A few days later Steve was out doing “aerobic recovery tests.” (It’s four months later that I write this and I still haven’t recovered!) I wished my friend luck, said goodbye to our LO, Captain Amin, and the staff, and headed home.

After another week and two courses of antibiotics, Steve walked back to the Rupal Face. Left to his own judgment, he turned around below cowline.
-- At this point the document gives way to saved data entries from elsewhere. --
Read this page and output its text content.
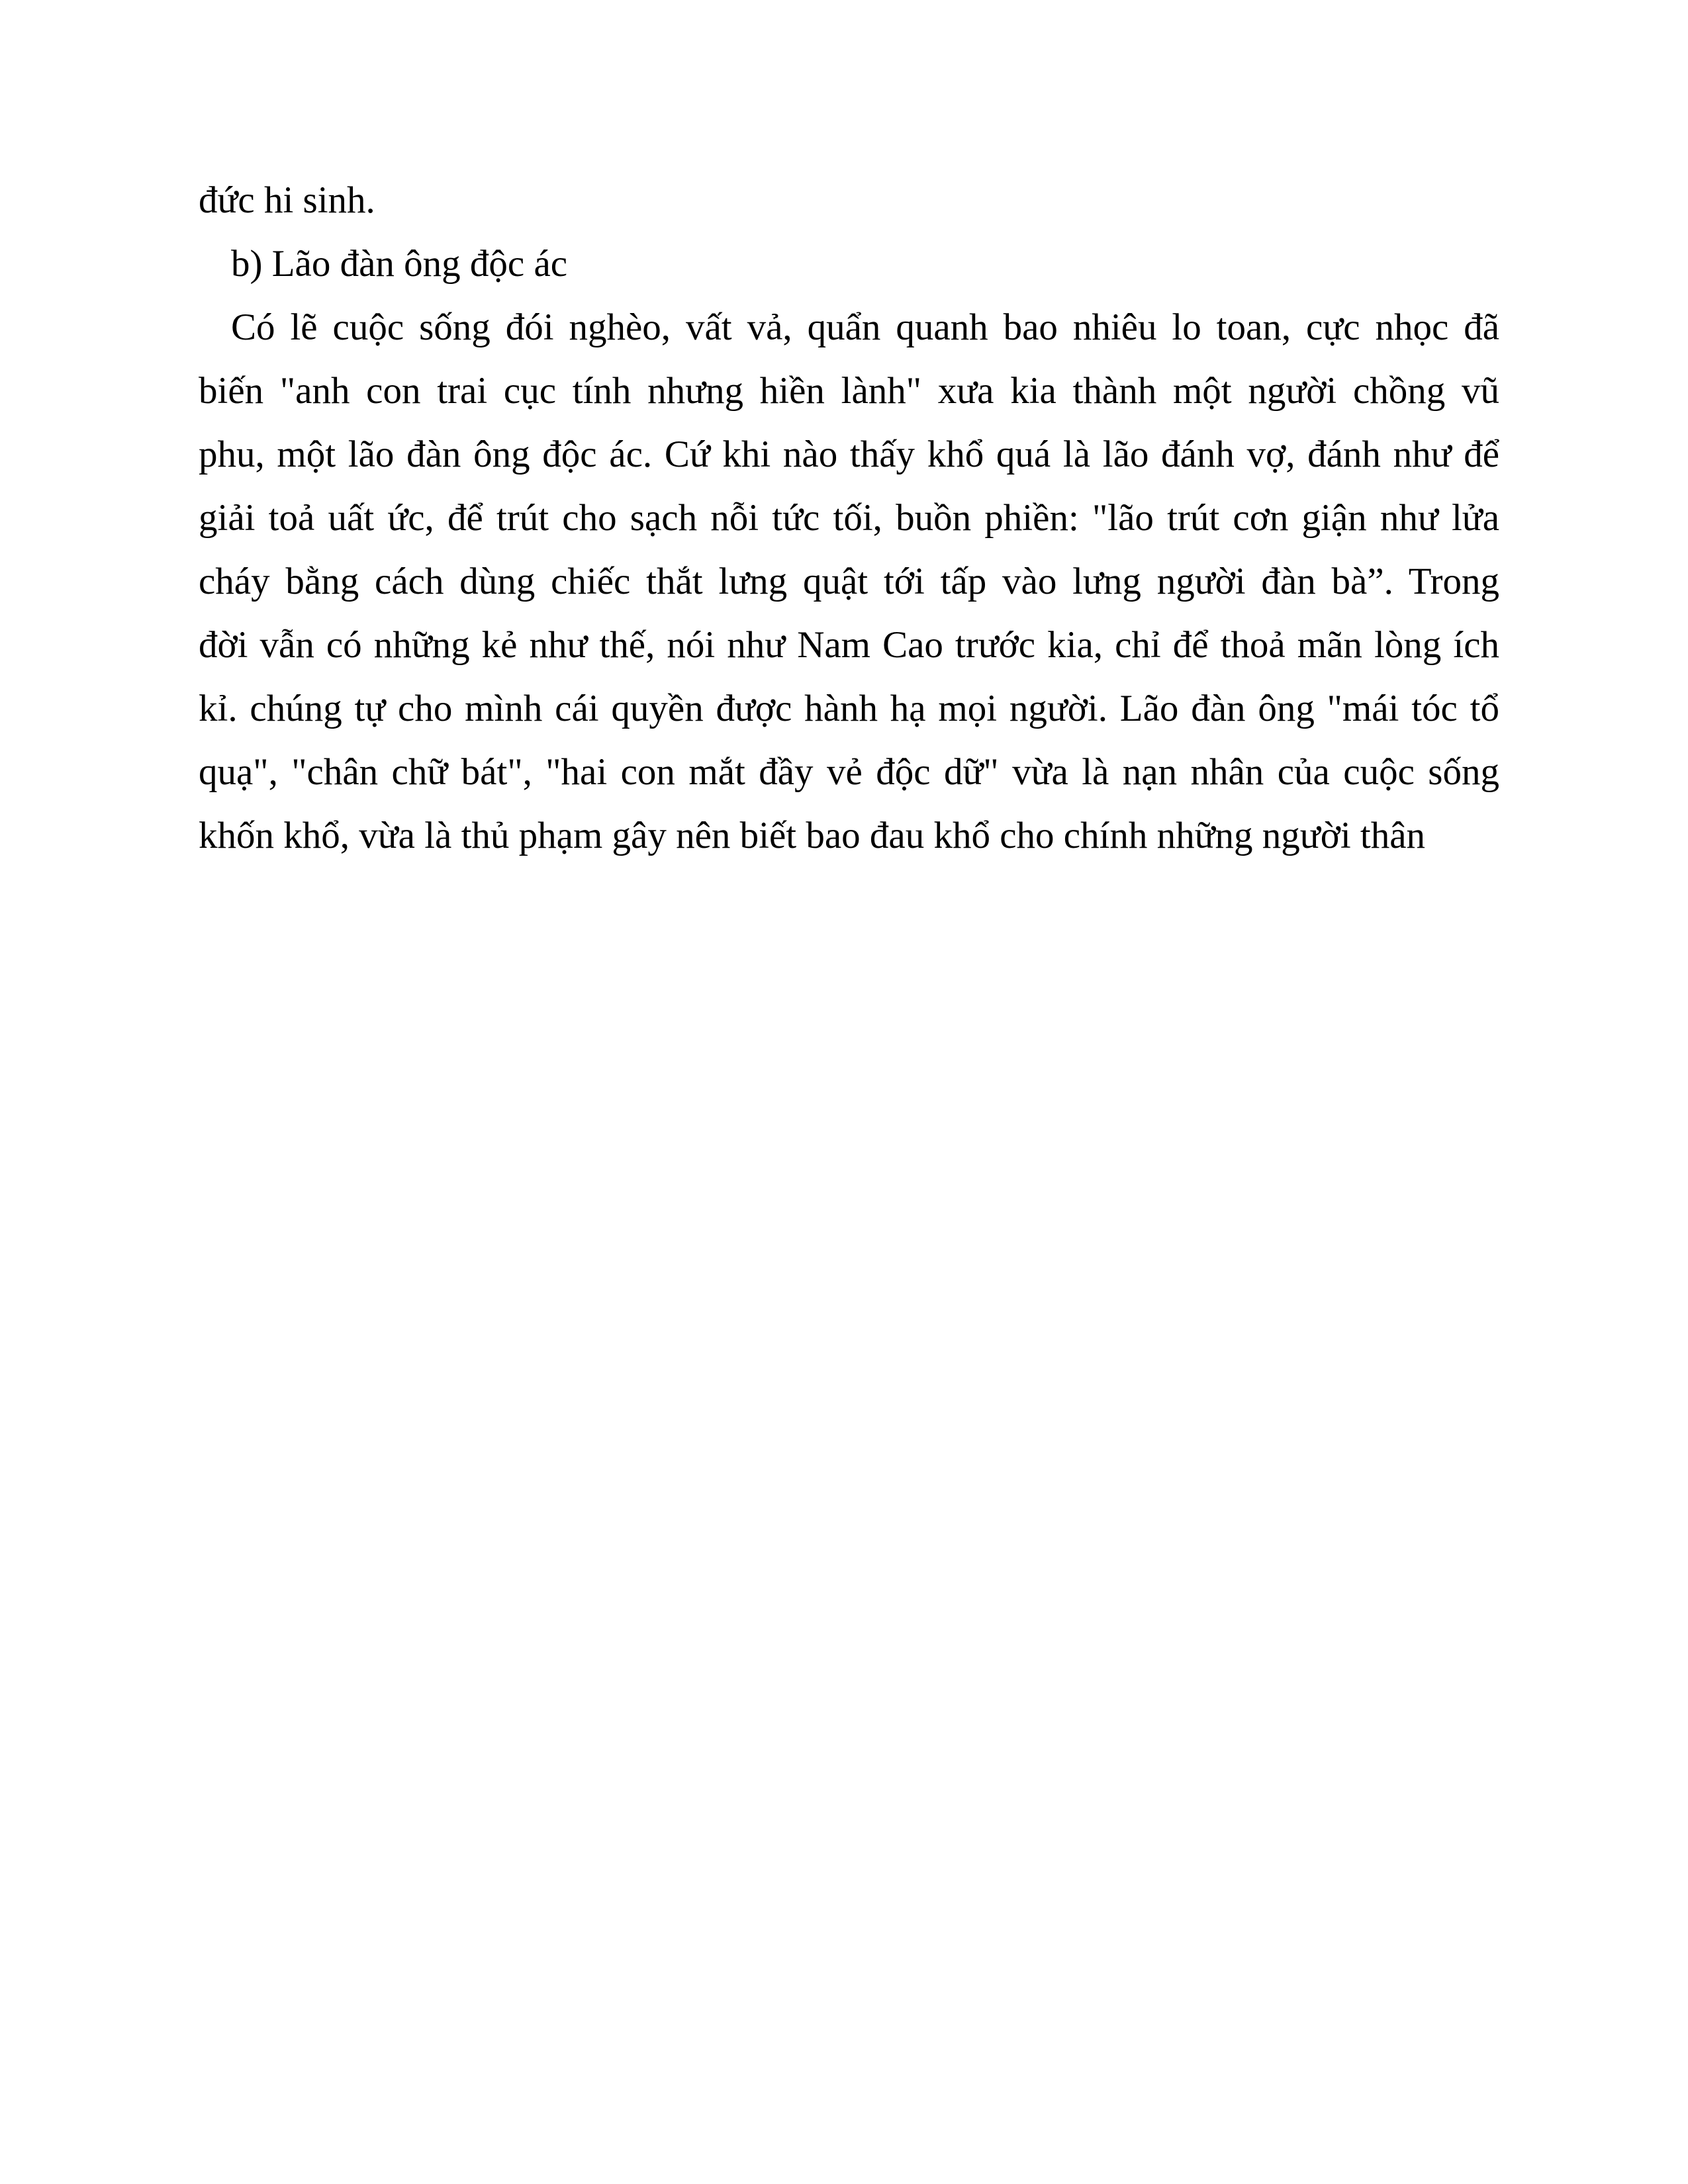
đức hi sinh.
b) Lão đàn ông độc ác
Có lẽ cuộc sống đói nghèo, vất vả, quẩn quanh bao nhiêu lo toan, cực nhọc đã
biến "anh con trai cục tính nhưng hiền lành" xưa kia thành một người chồng vũ
phu, một lão đàn ông độc ác. Cứ khi nào thấy khổ quá là lão đánh vợ, đánh như để
giải toả uất ức, để trút cho sạch nỗi tức tối, buồn phiền: "lão trút cơn giận như lửa
cháy bằng cách dùng chiếc thắt lưng quật tới tấp vào lưng người đàn bà”. Trong
đời vẫn có những kẻ như thế, nói như Nam Cao trước kia, chỉ để thoả mãn lòng ích
kỉ. chúng tự cho mình cái quyền được hành hạ mọi người. Lão đàn ông "mái tóc tổ
quạ", "chân chữ bát", "hai con mắt đầy vẻ độc dữ" vừa là nạn nhân của cuộc sống
khốn khổ, vừa là thủ phạm gây nên biết bao đau khổ cho chính những người thân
Before I left for Pakistan, friends had expressed more concern about anti-American extremists than they did about the dangers of the Rupal Face. We didn’t experience anything but warmth and generosity from the people of northern Pakistan (except from the satellite phone company —some things are the same the world over). The only extremist I met was the one I tried to climb the Rupal Face with. And as for the Rupal Face itself…now there’s cause for concern.

Summary of Statistics

Area: Pakistan, Nanga Parbat

Attempt: Nanga Parbat’s Direct Rupal Face (VI M5 90° ice). Reached 7,500m on the 8,125m peak—4,000 meters up the 4,500-meter face. August 12-17, 2004. Steve House and Bruce Miller.

A Note About the Author:

Bruce Miller, 41, lives with his wife Michelle and stepson Satchel in the Foothills above Boulder. Working as a carpenter has given him the freedom to make four trips to the Himalaya. He most enjoys cragging with friends in nearby Eldorado Canyon.